Hesitancy is nothing new for Egypt's opposition, which has lacked a killer instinct and effective command structure from the beginning, said Robert Becker, a Cairo-based political consultant who advised Egyptian parties for the National Democratic Institute. (Becker and dozens of employees of NDI and other civil-society groups are currently on trial for their work.)
"Statistically it's there, but to win this [referendum] they need message and organization," he said. "Organically, it's happening, but it's not because of the direction of any of these liberal parties."
Unofficial results show that the Dec. 15 poll had perhaps the lowest turnout of any vote since the revolution. Earlier mobilization could have made the difference in getting more "no" voters to the polls.
The NSF's "no" campaign team received the results of two opinion polls on Dec. 13 and 14, too late to be of use. The polls, each involving phone or personal interviews with around 1,200 mostly male subjects across the country, showed roughly 30 percent of those surveyed remained undecided.
"This [vote] can go anywhere based on our polling in the first 10 governorates," the team member said.

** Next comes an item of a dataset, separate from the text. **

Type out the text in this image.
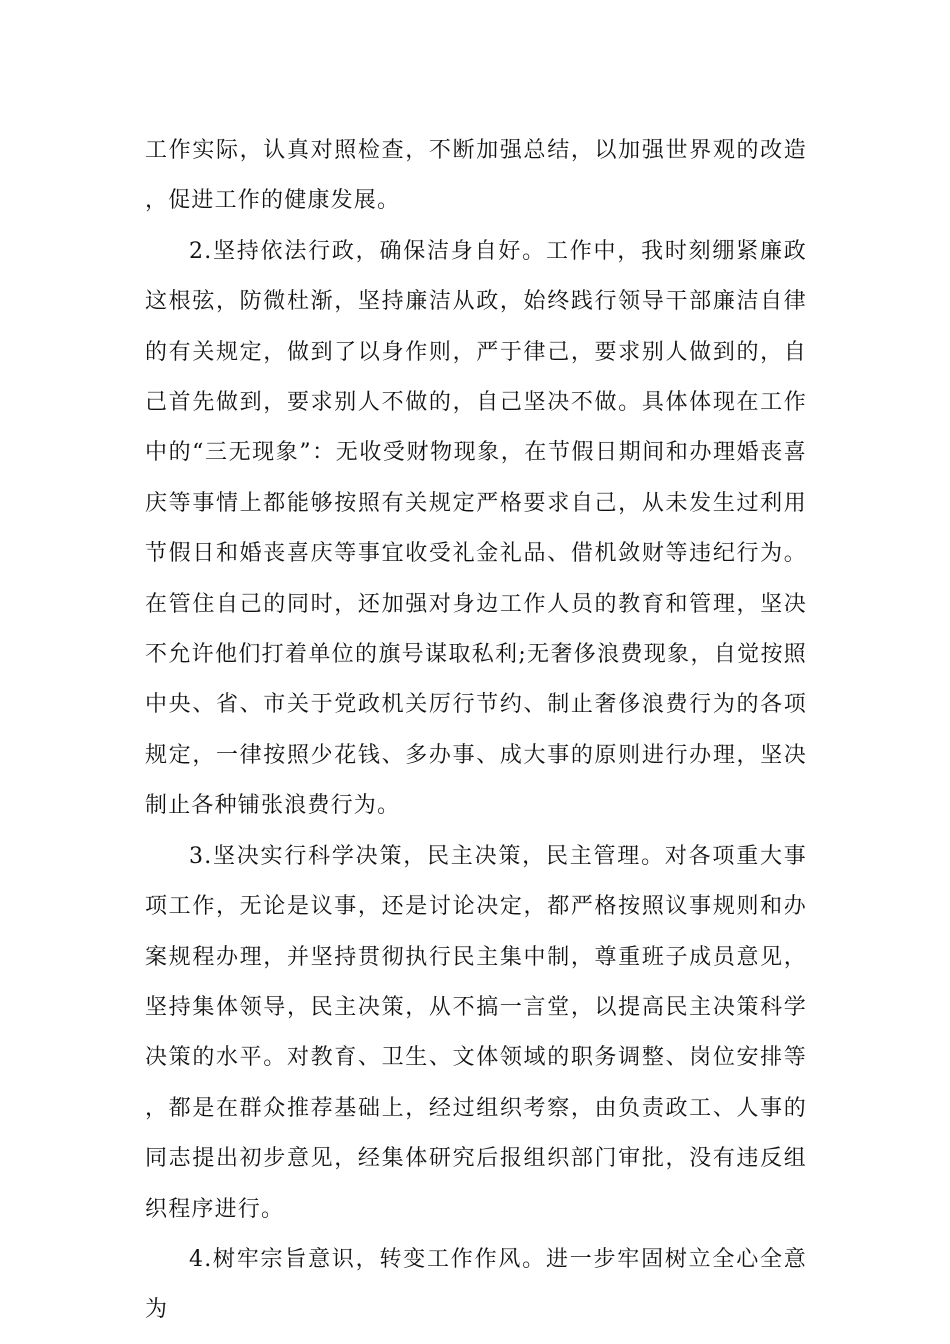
工作实际，认真对照检查，不断加强总结，以加强世界观的改造，促进工作的健康发展。

2.坚持依法行政，确保洁身自好。工作中，我时刻绷紧廉政这根弦，防微杜渐，坚持廉洁从政，始终践行领导干部廉洁自律的有关规定，做到了以身作则，严于律己，要求别人做到的，自己首先做到，要求别人不做的，自己坚决不做。具体体现在工作中的“三无现象”：无收受财物现象，在节假日期间和办理婚丧喜庆等事情上都能够按照有关规定严格要求自己，从未发生过利用节假日和婚丧喜庆等事宜收受礼金礼品、借机敛财等违纪行为。在管住自己的同时，还加强对身边工作人员的教育和管理，坚决不允许他们打着单位的旗号谋取私利;无奢侈浪费现象，自觉按照中央、省、市关于党政机关厉行节约、制止奢侈浪费行为的各项规定，一律按照少花钱、多办事、成大事的原则进行办理，坚决制止各种铺张浪费行为。

3.坚决实行科学决策，民主决策，民主管理。对各项重大事项工作，无论是议事，还是讨论决定，都严格按照议事规则和办案规程办理，并坚持贯彻执行民主集中制，尊重班子成员意见，坚持集体领导，民主决策，从不搞一言堂，以提高民主决策科学决策的水平。对教育、卫生、文体领域的职务调整、岗位安排等，都是在群众推荐基础上，经过组织考察，由负责政工、人事的同志提出初步意见，经集体研究后报组织部门审批，没有违反组织程序进行。

4.树牢宗旨意识，转变工作作风。进一步牢固树立全心全意为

The opposition's hard line -- no negotiations and continued protests -- was intended to give them political leverage, but when the decision finally came to get out the "no" vote, "It was too late ... to increase the effectiveness of the marketing campaign."

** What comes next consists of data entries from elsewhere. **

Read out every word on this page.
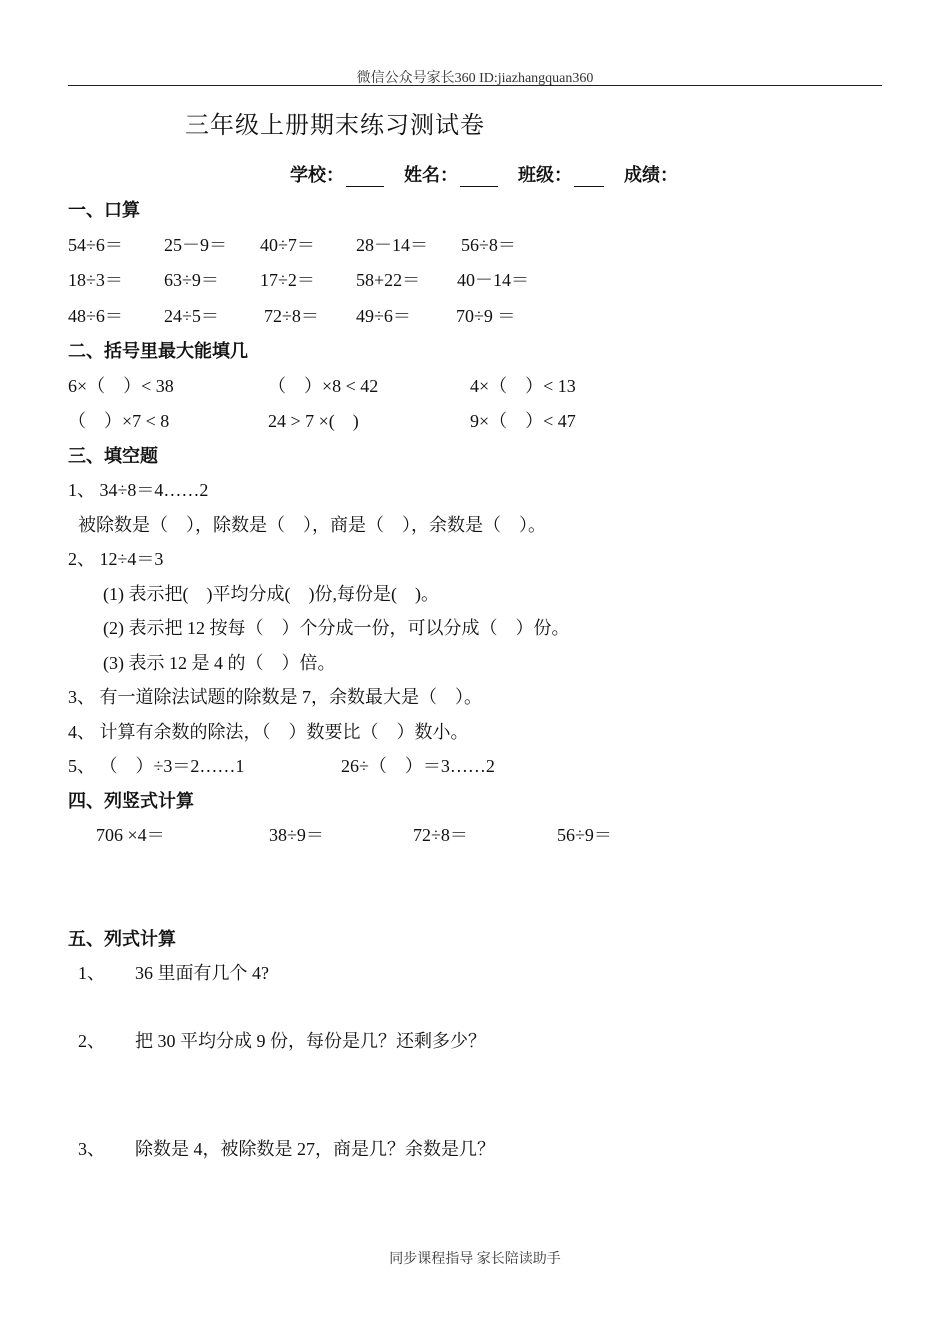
微信公众号家长360 ID:jiazhangquan360
三年级上册期末练习测试卷
学校：　	姓名：　	班级：　	成绩：
一、口算
54÷6＝ 25－9＝ 40÷7＝ 28－14＝ 56÷8＝
18÷3＝ 63÷9＝ 17÷2＝ 58+22＝ 40－14＝
48÷6＝ 24÷5＝	72÷8＝ 49÷6＝	70÷9 ＝
二、括号里最大能填几
6×（　）< 38	（　）×8 < 42	4×（　）< 13
（　）×7 < 8	24 > 7 ×(　)	9×（　）< 47
三、填空题
1、 34÷8＝4……2
被除数是（　），除数是（　），商是（　），余数是（　）。
2、 12÷4＝3
(1) 表示把(　)平均分成(　)份,每份是(　)。
(2) 表示把 12 按每（　）个分成一份，可以分成（　）份。
(3) 表示 12 是 4 的（　）倍。
3、 有一道除法试题的除数是 7，余数最大是（　）。
4、 计算有余数的除法，（　）数要比（　）数小。
5、 （　）÷3＝2……1	26÷（　）＝3……2
四、列竖式计算
706 ×4＝	38÷9＝	72÷8＝	56÷9＝
五、列式计算
1、 36 里面有几个 4?
2、 把 30 平均分成 9 份，每份是几？还剩多少？
3、 除数是 4，被除数是 27，商是几？余数是几？
同步课程指导 家长陪读助手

Egypt's opposition leaders may be facing an existential moment: If they can't exploit cracks within the Muslim Brotherhood's dominance now, after the Islamist organization has stumbled so publicly, they risk being marginalized in another Islamist parliament -- one that is unlikely to be dissolved like its predecessor. But the political diversity that makes the opposition a formidable Brotherhood foe also hinders its ability to coordinate.
Egypt's new opposition not only contains longtime revolutionaries, but also those who supported Ahmed Shafiq, Mubarak's last prime minister and Morsy's foe in the presidential election, as well as others with ties to the former regime. Some inside the coalition are uneasy with their new friends -- not only Shafiq, who is persona non grata, but also figures like Mubarak's former foreign minister, Amr Moussa.
"I refuse Moussa," said Mamdouh Salah, a 32-year-old civil engineer and chief of the Social Democrats' street campaign in Mahalla. The industrial city of some half a million people in the Delta is known for its restive labor movement, and the governorate as a whole joined Cairo in voting against the constitution.
On the wall of the third-floor office, just above a women's beauty salon, nobody had removed a sticker showing Moussa's face next to those of Shafiq and feared former intelligence chief Omar Suleiman. A relic of the May presidential campaign, it stated "they can't rule," and below, "we're not going to vote for the old system or their supporters."
Salah said he wouldn't blame the Salvation Front's leadership for working with the "remnants" of Mubarak's regime and that he would try to win over voters of all factions, but he said that they would not be his political partners.
"Here in Mahalla, we have a revolutionary perspective," he said.
For him, the battle for the referendum was far from the main event -- his goal was nothing less than to defeat by almost any means a Brotherhood regime that he believed had committed the same sins as Mubarak.
"Voting up or down won't solve the problem from its roots," he said. "Egypt is not a stable country."